De uitspraak van het hof betreft een zeer complexe rechtsvraag. De werking van de premiedifferentatie is niet eenvoudig te doorgronden en daar komt dan nog bij dat het juridische kader waarbinnen dient te worden beoordeeld of wetgeving al dan niet verbindend is complex is. Hieronder wordt geprobeerd zo duidelijk mogelijk uiteen te zetten waarover het gerechtshof moest beslissen en hoe het gerechtshof tot zijn beslissing is gekomen.

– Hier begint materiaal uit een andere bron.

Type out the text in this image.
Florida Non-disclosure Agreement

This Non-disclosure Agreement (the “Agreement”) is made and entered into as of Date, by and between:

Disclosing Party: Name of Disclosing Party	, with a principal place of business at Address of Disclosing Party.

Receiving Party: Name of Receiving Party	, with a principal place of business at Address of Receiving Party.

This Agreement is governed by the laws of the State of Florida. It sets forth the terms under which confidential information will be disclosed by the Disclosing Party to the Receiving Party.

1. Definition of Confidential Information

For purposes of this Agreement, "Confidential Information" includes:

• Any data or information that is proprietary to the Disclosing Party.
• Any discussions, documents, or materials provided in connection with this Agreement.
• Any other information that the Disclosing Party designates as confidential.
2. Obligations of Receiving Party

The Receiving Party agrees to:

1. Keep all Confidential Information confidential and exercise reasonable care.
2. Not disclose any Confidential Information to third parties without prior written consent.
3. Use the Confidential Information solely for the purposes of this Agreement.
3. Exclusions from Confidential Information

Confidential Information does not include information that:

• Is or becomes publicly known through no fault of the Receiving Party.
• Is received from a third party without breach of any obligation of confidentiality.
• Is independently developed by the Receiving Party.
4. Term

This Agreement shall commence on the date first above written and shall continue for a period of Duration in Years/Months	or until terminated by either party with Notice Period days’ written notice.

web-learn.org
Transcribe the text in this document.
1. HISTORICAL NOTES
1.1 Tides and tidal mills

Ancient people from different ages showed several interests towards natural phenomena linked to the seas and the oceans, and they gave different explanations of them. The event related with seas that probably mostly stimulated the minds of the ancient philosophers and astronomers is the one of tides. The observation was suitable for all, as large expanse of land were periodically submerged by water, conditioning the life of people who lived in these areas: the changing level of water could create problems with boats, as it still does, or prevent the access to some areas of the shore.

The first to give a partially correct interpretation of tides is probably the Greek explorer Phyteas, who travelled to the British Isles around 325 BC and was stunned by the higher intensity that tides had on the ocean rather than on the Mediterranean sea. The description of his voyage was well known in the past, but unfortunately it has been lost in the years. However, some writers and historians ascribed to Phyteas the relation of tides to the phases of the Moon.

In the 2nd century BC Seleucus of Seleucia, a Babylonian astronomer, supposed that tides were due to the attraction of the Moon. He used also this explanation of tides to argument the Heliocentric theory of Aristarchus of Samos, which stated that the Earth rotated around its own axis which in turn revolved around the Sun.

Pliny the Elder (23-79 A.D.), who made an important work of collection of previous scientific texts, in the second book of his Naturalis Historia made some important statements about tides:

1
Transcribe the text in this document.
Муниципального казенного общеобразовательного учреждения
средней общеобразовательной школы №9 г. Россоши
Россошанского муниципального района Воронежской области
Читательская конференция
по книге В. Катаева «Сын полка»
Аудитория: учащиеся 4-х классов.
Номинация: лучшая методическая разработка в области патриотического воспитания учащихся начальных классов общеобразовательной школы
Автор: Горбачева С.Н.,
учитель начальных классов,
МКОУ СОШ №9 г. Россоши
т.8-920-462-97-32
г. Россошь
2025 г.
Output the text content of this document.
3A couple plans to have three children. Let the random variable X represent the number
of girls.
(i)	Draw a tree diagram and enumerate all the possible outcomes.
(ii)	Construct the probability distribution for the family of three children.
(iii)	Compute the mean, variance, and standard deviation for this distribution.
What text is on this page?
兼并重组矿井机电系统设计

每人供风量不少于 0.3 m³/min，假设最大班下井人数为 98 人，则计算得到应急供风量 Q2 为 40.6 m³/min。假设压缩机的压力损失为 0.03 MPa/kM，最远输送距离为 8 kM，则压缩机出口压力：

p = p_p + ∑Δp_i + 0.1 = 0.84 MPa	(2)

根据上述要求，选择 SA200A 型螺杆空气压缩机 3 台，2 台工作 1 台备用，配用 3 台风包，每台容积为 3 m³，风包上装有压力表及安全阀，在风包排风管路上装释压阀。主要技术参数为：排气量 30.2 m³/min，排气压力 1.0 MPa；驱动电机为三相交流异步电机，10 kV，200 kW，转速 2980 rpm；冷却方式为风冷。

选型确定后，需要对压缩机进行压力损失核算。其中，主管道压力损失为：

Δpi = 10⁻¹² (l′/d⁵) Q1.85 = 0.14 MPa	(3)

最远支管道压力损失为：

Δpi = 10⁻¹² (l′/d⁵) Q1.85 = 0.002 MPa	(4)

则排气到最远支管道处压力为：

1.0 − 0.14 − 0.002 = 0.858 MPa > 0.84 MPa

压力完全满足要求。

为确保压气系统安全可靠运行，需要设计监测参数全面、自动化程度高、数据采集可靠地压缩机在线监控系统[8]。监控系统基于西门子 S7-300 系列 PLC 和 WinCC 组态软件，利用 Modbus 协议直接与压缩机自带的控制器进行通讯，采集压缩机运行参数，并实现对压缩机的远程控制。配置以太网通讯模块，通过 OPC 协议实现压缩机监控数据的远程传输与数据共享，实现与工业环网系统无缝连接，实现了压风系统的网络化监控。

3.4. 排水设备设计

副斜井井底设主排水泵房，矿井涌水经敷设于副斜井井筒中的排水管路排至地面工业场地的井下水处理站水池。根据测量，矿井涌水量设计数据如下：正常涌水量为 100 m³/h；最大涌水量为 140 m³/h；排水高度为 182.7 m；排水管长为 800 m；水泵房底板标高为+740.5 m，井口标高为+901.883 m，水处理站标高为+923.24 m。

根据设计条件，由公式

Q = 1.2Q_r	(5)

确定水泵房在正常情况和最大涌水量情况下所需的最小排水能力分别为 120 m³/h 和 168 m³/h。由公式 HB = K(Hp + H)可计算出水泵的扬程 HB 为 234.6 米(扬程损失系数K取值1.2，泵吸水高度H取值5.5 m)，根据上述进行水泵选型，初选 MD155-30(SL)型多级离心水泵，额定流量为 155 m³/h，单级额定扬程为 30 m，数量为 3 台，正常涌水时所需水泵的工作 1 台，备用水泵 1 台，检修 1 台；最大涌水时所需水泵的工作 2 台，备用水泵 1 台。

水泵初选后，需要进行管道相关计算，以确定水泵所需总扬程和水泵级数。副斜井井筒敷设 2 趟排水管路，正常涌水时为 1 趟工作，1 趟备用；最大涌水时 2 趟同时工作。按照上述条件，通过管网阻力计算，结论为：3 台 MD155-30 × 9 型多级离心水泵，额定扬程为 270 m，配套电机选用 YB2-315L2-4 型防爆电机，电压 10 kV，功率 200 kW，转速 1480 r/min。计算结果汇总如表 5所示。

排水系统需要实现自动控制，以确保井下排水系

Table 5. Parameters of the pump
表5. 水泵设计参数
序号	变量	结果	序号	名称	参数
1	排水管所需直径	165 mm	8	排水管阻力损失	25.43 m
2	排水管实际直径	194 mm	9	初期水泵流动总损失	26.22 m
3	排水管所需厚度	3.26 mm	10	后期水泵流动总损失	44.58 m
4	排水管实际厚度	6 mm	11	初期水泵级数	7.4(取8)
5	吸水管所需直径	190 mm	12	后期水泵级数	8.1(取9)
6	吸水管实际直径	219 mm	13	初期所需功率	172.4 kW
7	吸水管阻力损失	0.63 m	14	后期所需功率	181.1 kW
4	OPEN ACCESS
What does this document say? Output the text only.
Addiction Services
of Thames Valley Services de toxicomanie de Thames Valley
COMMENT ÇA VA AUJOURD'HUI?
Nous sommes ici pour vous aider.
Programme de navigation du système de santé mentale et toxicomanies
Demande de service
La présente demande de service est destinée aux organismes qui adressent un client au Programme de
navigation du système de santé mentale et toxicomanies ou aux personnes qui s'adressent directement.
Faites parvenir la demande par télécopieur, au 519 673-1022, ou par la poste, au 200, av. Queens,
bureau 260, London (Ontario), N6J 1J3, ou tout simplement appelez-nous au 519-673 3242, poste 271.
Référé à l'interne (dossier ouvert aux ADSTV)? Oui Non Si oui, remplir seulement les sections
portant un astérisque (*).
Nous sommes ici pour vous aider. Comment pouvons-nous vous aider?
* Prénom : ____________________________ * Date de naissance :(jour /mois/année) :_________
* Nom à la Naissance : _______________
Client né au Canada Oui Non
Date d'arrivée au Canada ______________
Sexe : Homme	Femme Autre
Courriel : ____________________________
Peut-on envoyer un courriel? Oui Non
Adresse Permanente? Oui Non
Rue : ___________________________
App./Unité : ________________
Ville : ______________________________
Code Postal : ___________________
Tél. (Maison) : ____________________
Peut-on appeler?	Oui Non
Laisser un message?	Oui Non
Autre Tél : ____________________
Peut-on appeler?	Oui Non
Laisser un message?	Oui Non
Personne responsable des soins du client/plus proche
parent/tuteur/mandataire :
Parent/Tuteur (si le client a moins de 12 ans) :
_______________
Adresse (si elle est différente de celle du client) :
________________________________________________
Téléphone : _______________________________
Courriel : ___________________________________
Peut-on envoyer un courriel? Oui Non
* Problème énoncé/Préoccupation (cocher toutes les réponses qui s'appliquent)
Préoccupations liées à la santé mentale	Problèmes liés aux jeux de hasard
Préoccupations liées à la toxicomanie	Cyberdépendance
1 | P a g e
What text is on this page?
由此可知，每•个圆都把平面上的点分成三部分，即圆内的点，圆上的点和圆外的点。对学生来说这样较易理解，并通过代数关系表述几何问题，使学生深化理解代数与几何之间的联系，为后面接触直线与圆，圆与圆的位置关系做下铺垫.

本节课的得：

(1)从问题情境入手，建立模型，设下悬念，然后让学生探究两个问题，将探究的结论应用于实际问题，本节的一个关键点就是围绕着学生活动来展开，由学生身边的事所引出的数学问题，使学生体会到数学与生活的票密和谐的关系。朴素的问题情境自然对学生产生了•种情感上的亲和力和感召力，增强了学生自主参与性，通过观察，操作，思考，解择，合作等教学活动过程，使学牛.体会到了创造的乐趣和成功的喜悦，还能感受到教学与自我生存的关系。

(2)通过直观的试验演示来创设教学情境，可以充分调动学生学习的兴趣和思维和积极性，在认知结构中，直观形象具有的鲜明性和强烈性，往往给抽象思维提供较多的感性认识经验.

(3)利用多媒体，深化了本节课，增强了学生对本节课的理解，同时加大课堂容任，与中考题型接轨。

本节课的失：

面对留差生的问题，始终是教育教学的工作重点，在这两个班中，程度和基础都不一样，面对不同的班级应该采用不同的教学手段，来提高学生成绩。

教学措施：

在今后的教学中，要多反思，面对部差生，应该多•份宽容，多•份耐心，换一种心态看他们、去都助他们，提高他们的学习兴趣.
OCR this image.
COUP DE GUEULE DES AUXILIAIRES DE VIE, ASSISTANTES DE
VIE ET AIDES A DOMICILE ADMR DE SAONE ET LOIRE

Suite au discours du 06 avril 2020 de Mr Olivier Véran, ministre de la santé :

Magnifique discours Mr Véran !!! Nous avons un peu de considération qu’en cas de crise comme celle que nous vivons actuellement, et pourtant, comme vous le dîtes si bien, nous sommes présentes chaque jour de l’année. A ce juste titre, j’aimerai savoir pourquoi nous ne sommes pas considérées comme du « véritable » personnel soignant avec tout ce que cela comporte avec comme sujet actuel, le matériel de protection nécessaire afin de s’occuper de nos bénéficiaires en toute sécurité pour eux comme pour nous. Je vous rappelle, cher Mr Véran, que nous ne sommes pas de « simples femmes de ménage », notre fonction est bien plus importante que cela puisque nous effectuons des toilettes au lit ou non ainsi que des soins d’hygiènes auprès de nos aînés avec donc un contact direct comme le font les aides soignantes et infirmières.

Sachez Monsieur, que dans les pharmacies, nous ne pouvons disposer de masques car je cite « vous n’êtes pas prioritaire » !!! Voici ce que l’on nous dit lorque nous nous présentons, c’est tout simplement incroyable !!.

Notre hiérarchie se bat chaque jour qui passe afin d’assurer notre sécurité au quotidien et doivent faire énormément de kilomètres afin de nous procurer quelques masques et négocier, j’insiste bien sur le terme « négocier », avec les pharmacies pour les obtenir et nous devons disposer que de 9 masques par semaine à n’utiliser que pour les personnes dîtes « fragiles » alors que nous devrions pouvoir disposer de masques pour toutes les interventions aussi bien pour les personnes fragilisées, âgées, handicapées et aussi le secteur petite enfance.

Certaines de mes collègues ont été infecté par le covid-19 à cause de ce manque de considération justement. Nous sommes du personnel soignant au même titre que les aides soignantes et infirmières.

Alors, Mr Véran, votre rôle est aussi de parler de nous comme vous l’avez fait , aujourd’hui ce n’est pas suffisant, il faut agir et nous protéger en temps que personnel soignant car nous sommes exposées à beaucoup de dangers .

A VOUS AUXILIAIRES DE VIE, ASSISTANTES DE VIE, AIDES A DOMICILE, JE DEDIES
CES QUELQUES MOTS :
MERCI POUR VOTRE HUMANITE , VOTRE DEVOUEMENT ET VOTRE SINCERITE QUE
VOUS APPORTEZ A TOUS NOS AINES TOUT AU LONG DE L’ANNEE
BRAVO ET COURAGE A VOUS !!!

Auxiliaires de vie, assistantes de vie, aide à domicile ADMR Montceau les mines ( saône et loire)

Vervolgens wordt aangegeven welke consequenties de uitspraak van het gerechtshof heeft voor werkgevers.

De werking van de premiedifferentiatie in de Wet Bezava

Premiedifferentiatie vangnetters

Bij de Wet Bezava[1] is per 1 januari 2014 premiedifferentiatie ingevoerd voor de Ziektewet- en WGA-uitkeringen van "vangnetters”. De hoogte van de gedifferentieerde premie Werkhervattingskas die werkgevers aan de belastingdienst moeten betalen wordt na de invoering van de Wet Bezava hoger vastgesteld als aan ex-werknemers ("vangnetters”) een Ziektewet- of WGA-uitkering wordt uitbetaald.

Vangnetters

De "vangnetters” waarvan de Ziektewetuitkeringen de hoogte van de premiecomponent ZW-lasten van de gedifferentieerde premie Werkhervattingskas gingen beïnvloeden zijn de Ziektewetuitkeringen van:

  • zieke werknemers waarvan de arbeidsovereenkomst eindigde voordat zij 104 weken ziek waren, derhalve met name uitzendkrachten, werknemers waarvan de arbeidsovereenkomst voor bepaalde tijd tijdens ziekte niet werd verlengd of werknemers die in de proeftijd werden ontslagen (om deze reden worden deze "vangnetters” ook wel als  "flexwerkers” aangeduid);
  • niet-werknemers die werkzaam waren op basis van een arbeidsverhouding die met een dienstbetrekking gelijk is gesteld ("fictieve dienstbetrekking”); en
  • werkloze ex-werknemers die ziek zijn geworden in de eerste vier weken na het einde van de arbeidsovereenkomst en die niet elders verzekerd waren omdat zij geen andere dienstbetrekking hadden en ook geen WW-uitkering ontvingen[2]. 
Er zijn ook werknemers of (ex-) werknemers die wel een Ziektewetuitkering ontvangen maar waarvan de Ziektewetuitkering niet leidt tot een verhoogde vaststelling van de premiecomponent ZW-lasten van de gedifferentieerde premie Werkhervattingskas, te weten:
  • werknemers met een structurele functionele beperking[3];
  • werkneemsters die ziek zijn wegens zwangerschap of bevalling[4];
  • werknemers die ziek zijn als gevolg van orgaandonatie[5];
  • oudere langdurig werkloze werknemer[6].
De "vangnetters” waarvan de WGA-uitkeringen de hoogte van de premiecomponent WGA-flexibele dienstbetrekkingen van de gedifferentieerde premie Werkhervattingskas gingen beïnvloeden zijn de WGA-uitkeringen van diezelfde groep ex-werknemers als die waarvan de Ziektewetuitkering de hoogte van de premiecomponent ZW-lasten beïnvloedt[7]. 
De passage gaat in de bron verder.